The resorts are: Mount Snow in Vermont; Hunter Mountain in New York; Attitash, Wildcat, and Crotched Mountains in New Hampshire; Liberty Mountain Resort, Roundtop Mountain Resort, Whitetail Resort, Jack Frost, and Big Boulder in Pennsylvania; Alpine Valley Boston Mills, Brandywine, and Mad River Mountain in Ohio; Hidden Valley and Snow Creek in Missouri; and Paoli Peaks in Indiana.
A number of these resorts already have bike parks and Vail Resorts owns other bike park resorts, including Whistler B.C., Keystone, and Northstar.
When the transaction closes, the 2019-20 Epic Pass, Epic Local Pass and Military Epic Pass will include unlimited and unrestricted access to the 17 Peak Resorts ski areas. Guests with an Epic Day Pass will also be able to access the new ski areas as a part of the total number of days purchased. For the 2019-20 season, Vail Resorts will honor and continue to sell all Peak Resorts pass products, and Peak Resorts’ pass holders will have the option to upgrade to an Epic Pass or Epic Local Pass, following closing of the transaction.
Additional Transaction Details:
The aggregate purchase price for all Peak Resorts common stock is estimated to be approximately $264 million (calculated on a treasury method basis), which Vail Resorts intends to finance through a combination of cash on hand, its existing revolver facility and an expansion of its existing credit facility.

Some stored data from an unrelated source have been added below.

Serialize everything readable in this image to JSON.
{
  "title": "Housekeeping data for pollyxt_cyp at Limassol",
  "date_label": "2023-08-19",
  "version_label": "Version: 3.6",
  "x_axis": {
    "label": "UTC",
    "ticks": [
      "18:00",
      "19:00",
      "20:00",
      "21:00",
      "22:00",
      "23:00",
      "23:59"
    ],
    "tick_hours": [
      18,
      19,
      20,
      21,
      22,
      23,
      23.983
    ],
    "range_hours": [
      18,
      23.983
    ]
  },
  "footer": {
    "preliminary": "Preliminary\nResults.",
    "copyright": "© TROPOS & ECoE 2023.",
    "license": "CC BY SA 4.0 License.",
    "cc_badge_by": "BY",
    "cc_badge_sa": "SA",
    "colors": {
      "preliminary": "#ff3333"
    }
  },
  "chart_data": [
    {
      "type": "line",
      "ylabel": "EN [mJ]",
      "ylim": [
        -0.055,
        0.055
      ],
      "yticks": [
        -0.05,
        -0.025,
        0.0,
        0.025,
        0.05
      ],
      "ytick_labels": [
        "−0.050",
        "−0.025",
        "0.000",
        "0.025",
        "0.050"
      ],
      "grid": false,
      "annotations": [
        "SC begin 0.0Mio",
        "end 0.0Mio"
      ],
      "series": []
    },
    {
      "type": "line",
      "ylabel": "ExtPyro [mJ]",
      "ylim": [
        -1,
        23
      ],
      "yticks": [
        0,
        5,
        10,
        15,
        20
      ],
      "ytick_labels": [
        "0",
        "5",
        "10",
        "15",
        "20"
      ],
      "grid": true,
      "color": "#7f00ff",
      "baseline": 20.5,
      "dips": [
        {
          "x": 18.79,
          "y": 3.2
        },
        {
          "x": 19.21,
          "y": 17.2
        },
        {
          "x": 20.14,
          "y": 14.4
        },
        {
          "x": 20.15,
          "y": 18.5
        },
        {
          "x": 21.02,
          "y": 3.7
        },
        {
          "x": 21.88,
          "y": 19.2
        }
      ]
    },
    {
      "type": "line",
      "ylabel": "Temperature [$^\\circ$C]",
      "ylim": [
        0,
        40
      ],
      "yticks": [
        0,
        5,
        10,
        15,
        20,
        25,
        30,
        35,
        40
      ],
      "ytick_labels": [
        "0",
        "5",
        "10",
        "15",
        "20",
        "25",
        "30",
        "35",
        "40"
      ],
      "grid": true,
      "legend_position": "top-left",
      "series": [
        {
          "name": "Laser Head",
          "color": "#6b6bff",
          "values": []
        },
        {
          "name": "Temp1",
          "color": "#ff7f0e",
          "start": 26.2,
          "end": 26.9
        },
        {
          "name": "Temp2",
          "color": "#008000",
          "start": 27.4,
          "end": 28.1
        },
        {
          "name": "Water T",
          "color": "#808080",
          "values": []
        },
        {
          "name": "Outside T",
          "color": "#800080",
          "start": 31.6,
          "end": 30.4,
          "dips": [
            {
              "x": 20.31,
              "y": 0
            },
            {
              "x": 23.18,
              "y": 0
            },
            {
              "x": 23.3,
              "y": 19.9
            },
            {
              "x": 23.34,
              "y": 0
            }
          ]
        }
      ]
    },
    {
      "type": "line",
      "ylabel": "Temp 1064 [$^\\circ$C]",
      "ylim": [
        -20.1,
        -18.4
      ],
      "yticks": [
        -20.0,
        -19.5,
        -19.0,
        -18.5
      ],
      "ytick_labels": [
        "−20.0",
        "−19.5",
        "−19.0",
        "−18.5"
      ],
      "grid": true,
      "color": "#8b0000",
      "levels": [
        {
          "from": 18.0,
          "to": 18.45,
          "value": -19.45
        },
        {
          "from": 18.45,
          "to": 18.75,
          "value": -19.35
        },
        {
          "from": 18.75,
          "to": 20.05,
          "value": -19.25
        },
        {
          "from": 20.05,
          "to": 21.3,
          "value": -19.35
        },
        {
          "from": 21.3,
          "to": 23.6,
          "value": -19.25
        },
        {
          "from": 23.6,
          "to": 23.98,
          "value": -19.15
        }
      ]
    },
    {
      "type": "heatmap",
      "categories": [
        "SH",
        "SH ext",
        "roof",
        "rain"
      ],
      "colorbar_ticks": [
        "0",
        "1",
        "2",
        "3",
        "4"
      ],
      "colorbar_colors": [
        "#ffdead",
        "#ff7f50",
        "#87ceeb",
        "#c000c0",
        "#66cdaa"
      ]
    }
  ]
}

In addition, Vail Resorts will be assuming or refinancing Peak Resorts’ outstanding debt.
The acquisition is expected to generate incremental annual EBITDA of approximately $60 million in Vail Resorts’ fiscal year ending July 31, 2021, the first fiscal year with the full benefit of the synergies of the acquisition, with additional revenue upside in future years. Synergies are expected to come from additional revenue across the Vail Resorts network of resorts and cost reductions from the elimination of certain duplicative administrative functions and greater efficiencies brought by Vail Resorts’ size and scale. Vail Resorts’ annual ongoing capital expenditures are expected to increase by $10 million to support the addition of the Peak Resorts ski areas. After closing of the transaction, Vail Resorts plans to invest approximately $15 million over the next two years in one-time capital spending to elevate the guest experience at these resorts.
The transaction was approved by both companies’ Boards of Directors, and the Peak Resorts Board of Directors also recommends that Peak Resorts’ shareholders approve the transaction.
The transaction is expected to close this fall. The parties expect operations at all Peak Resorts ski areas to continue in the ordinary course of business. Upon closing, Vail Resorts plans to retain the vast majority of each resort’s employees.